On that night, 25-year-old Emily Orr was protesting for racial justice and an end to police brutality. She’s a mental health therapist and part-time bartender who is a native of Kenosha. Orr has lived here her entire life except for a few years when she attended graduate school in Milwaukee. She said she was being hit by police tear gas as Rittenhouse fired the fatal rounds into Rosenbaum and Huber.
“There is no question justice wasn’t served,” she said Saturday from behind a marble bar in downtown Kenosha. Because of that opinion, she said, she has lost several friends over the last year.
“People show their true colors, their true racism, when talking about Blake or the protests,” said Orr, who is white. “This is sad because it’s my community.”
When businesses here began to burn, she felt torn. But she thought about the words of the Rev. Martin Luther King Jr.: “A riot is the language of the unheard.”
“People have been unheard for a long time,” she said.
Forty miles north, in Milwaukee, retired police Capt. Eric Moore has also seen the destruction left from protests.
In 2014, a Milwaukee officer killed an unarmed Black man and was never charged with a crime.
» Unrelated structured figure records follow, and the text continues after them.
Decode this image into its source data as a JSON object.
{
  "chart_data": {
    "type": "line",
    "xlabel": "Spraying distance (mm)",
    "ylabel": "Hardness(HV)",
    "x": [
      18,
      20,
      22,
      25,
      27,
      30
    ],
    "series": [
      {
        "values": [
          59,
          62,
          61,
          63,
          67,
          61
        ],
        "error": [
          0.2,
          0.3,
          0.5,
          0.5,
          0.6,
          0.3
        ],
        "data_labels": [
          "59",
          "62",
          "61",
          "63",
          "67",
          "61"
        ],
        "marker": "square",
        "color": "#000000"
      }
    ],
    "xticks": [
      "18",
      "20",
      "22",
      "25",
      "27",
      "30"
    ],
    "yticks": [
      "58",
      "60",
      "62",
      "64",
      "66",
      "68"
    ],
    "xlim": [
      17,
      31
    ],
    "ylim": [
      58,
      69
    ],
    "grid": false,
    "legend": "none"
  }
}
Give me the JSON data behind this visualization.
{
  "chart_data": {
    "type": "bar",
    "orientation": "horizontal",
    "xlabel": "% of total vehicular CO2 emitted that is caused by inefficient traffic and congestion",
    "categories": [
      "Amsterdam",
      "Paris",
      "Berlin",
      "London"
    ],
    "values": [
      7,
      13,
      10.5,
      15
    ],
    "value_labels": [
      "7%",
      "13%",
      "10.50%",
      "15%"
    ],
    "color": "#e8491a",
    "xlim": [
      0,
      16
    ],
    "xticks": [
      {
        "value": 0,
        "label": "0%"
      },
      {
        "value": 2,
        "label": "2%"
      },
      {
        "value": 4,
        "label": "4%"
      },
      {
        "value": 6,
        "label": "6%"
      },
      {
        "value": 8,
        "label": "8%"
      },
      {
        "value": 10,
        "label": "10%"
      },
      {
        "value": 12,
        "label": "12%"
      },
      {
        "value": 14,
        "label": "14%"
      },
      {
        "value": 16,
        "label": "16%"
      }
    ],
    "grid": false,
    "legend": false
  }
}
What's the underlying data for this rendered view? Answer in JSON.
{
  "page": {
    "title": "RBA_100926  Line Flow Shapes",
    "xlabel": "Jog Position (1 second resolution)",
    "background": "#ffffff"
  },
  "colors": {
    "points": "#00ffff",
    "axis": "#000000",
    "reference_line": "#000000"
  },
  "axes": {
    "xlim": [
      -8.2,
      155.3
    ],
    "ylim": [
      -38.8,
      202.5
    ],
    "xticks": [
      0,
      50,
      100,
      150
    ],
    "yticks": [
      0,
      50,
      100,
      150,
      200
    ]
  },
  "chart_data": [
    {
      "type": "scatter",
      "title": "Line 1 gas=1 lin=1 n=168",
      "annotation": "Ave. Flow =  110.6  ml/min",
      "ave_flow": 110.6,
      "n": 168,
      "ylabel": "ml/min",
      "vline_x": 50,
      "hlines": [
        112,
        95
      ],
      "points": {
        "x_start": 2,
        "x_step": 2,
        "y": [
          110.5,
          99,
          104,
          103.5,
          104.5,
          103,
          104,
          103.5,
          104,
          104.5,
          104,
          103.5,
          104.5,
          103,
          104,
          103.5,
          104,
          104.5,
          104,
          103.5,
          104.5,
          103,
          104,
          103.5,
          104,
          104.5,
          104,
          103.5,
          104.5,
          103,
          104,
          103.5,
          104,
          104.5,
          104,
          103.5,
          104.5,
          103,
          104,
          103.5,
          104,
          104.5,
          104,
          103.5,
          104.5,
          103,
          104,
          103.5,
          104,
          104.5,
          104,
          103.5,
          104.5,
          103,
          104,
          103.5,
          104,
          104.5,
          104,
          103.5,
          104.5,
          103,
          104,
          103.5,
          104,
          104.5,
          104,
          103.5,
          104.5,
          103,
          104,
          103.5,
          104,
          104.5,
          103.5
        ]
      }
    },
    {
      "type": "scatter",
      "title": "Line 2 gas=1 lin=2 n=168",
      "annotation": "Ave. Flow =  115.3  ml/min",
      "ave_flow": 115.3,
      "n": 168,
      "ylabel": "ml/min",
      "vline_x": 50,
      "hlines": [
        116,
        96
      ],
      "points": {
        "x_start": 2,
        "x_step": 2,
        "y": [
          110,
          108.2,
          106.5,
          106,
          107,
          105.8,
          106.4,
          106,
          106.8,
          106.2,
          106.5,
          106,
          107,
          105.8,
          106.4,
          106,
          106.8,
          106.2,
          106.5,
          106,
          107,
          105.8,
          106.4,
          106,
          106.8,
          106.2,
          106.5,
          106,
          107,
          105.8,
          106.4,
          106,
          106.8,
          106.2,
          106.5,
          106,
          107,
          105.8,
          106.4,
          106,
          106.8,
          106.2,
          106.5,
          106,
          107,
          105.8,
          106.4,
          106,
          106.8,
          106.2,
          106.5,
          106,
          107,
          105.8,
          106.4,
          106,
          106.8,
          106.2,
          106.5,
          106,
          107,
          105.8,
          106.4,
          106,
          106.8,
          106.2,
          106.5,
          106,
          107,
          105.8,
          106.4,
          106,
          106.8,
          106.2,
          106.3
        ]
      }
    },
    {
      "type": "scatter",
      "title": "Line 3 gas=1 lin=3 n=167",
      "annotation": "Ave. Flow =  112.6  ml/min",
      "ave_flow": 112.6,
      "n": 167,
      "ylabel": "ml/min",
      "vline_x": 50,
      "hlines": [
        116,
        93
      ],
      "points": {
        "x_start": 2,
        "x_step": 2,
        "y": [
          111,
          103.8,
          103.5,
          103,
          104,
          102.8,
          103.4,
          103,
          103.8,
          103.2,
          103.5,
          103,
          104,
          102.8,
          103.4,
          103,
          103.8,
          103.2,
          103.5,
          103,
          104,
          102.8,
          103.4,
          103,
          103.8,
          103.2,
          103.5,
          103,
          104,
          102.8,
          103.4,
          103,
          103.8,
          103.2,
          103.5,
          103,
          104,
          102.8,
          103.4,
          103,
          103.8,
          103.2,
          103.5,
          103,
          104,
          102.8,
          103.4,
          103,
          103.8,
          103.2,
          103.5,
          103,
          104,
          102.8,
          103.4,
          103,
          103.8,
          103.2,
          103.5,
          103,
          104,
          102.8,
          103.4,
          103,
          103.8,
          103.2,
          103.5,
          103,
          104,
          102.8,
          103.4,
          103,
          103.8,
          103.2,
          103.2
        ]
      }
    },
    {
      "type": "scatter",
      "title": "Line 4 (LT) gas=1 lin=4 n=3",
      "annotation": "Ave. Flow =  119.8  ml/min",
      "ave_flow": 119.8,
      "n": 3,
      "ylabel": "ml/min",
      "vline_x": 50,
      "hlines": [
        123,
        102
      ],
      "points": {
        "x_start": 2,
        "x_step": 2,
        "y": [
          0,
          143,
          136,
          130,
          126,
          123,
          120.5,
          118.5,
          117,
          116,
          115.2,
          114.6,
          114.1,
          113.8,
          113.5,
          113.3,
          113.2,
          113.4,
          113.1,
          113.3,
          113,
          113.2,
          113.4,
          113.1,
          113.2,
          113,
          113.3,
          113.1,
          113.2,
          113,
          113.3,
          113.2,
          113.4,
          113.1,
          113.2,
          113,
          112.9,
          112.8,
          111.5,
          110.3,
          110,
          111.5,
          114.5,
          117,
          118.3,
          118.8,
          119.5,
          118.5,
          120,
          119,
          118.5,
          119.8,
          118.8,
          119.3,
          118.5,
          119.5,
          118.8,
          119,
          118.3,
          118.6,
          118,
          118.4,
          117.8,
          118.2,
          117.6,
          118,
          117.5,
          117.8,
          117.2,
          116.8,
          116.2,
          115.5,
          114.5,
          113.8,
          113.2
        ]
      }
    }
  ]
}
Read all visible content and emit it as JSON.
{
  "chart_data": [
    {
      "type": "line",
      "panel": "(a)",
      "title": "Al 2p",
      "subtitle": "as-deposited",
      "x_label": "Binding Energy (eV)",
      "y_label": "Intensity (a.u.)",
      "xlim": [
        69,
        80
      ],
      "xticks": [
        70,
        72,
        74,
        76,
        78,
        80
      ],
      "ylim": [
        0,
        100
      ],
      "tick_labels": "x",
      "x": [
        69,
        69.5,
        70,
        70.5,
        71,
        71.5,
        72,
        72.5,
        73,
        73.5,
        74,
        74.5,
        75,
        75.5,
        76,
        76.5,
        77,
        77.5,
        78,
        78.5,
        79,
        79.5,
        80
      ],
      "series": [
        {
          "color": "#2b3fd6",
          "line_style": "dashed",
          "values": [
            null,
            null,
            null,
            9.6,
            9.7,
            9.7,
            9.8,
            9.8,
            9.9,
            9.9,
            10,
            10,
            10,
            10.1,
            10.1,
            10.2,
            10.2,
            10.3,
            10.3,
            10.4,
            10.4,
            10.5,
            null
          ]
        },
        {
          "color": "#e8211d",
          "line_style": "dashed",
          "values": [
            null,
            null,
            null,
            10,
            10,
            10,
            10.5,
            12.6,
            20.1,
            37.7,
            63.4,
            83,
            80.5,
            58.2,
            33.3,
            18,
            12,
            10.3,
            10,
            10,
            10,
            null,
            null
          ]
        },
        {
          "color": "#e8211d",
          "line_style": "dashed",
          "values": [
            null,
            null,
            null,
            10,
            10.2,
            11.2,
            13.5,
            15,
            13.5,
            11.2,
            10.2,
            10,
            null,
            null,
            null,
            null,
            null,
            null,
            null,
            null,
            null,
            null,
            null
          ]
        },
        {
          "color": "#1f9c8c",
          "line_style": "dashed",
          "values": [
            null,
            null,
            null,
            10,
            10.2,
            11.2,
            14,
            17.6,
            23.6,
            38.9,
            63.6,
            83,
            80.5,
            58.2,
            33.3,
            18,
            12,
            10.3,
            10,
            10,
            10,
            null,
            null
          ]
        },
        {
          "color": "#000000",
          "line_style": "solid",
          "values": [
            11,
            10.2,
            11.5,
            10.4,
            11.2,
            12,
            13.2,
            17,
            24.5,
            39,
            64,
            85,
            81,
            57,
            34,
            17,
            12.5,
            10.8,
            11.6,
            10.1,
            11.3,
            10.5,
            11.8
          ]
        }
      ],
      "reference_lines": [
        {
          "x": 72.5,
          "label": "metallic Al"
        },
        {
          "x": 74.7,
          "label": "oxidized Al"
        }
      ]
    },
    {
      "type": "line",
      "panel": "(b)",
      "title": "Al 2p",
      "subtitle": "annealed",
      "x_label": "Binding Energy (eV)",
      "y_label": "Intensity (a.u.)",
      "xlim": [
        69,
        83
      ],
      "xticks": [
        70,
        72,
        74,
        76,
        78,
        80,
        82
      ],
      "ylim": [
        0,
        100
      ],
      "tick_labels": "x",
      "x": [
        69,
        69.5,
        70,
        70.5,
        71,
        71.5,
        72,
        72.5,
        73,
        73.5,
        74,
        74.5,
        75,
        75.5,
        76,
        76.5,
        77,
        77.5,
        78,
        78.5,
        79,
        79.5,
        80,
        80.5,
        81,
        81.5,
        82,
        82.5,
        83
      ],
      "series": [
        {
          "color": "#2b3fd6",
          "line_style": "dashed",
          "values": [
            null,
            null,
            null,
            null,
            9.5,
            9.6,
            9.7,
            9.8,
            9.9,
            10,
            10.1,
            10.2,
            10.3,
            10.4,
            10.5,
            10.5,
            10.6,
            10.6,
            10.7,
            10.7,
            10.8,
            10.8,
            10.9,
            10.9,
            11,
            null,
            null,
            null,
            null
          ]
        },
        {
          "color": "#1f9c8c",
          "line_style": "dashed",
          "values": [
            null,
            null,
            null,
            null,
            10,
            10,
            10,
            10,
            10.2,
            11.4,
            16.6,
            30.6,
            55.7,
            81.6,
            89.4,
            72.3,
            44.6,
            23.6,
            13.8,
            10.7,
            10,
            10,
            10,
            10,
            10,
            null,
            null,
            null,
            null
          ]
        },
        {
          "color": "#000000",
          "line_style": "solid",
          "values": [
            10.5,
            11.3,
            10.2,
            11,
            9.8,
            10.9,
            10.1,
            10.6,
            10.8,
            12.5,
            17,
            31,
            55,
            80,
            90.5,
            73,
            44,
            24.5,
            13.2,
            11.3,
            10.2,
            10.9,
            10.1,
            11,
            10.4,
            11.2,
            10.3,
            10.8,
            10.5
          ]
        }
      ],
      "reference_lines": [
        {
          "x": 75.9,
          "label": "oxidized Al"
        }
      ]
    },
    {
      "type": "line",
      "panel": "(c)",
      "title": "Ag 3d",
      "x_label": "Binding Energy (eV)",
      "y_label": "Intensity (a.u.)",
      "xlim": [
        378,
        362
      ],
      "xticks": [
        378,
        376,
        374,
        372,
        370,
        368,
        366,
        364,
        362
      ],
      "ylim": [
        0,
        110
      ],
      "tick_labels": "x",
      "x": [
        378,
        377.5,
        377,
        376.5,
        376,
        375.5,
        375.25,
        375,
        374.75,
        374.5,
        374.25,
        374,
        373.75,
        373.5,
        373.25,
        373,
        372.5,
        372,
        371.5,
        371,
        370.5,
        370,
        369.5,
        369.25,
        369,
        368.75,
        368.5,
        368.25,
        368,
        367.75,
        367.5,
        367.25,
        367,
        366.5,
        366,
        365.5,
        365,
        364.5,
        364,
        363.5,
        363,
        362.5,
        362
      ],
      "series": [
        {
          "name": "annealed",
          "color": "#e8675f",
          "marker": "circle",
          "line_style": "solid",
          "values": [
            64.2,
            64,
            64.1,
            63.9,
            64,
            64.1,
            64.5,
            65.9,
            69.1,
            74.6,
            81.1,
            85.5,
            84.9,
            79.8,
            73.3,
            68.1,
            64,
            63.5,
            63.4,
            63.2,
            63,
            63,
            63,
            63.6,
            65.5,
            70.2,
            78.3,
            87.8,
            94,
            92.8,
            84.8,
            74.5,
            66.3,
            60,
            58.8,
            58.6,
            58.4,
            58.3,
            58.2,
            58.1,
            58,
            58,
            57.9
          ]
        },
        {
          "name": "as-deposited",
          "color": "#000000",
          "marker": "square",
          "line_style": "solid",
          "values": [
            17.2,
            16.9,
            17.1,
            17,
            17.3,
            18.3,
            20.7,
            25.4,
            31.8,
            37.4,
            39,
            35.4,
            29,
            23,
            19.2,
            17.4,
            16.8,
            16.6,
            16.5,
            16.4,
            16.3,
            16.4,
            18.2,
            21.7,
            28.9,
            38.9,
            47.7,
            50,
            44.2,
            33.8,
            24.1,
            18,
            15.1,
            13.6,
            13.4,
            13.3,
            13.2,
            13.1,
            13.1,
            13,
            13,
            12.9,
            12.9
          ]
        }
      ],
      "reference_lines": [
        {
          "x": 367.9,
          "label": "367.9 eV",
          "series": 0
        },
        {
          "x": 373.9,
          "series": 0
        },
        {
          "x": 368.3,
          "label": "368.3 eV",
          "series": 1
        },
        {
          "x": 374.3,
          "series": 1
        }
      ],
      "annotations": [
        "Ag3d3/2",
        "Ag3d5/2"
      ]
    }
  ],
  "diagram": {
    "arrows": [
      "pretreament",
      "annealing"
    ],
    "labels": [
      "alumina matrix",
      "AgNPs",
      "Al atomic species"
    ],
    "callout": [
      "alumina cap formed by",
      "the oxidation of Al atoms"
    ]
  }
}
And in 2016, unrest flooded the city when an officer killed a Black man fleeing a traffic stop and holding a gun.
When he looked to the south at what was happening in Kenosha, Moore said, “The whole community was traumatized by all of the strife that was going on.”
“This whole situation,” he said, “seems to be another step in a seemingly inexorable slide toward widespread mayhem in our country. It’s quite sad.”
Back in Kenosha, Tolliver, 60, stood in the garage of her shop, Ed's Used Tires. It’s the same shop her father started in 1961. A day before Rittenhouse shot the three men, demonstrators had smashed windows at the shop. She viewed protesters heading toward her business on a Facebook Live stream and she jumped in her Toyota Celica and raced over. She doesn’t carry a gun, she said, but she slept inside her building that night to deter people from vandalizing it. In total, she said, the shop had $30,000 in damages.
"I'm just lucky I didn't lose it all," she said.
Tolliver said when she thinks about the deaths, she thinks of Rittenhouse being “young and dumb.”
“This is going to be with him the rest of his life,” she said.
On the day of the verdicts, several businesses in the area closed early. Some boarded up windows. Tolliver allowed her mechanics to go home because she wanted to be sure they were safe.
To her relief, nothing much happened after the verdicts were read Friday. The small number of protesters downtown at the courthouse were peaceful.
“We just want to work and earn a living,” she reflected. “And do it in peace.”
Times staff writers Jaweed Kaleem and Christian Martinez in Los Angeles contributed to this report.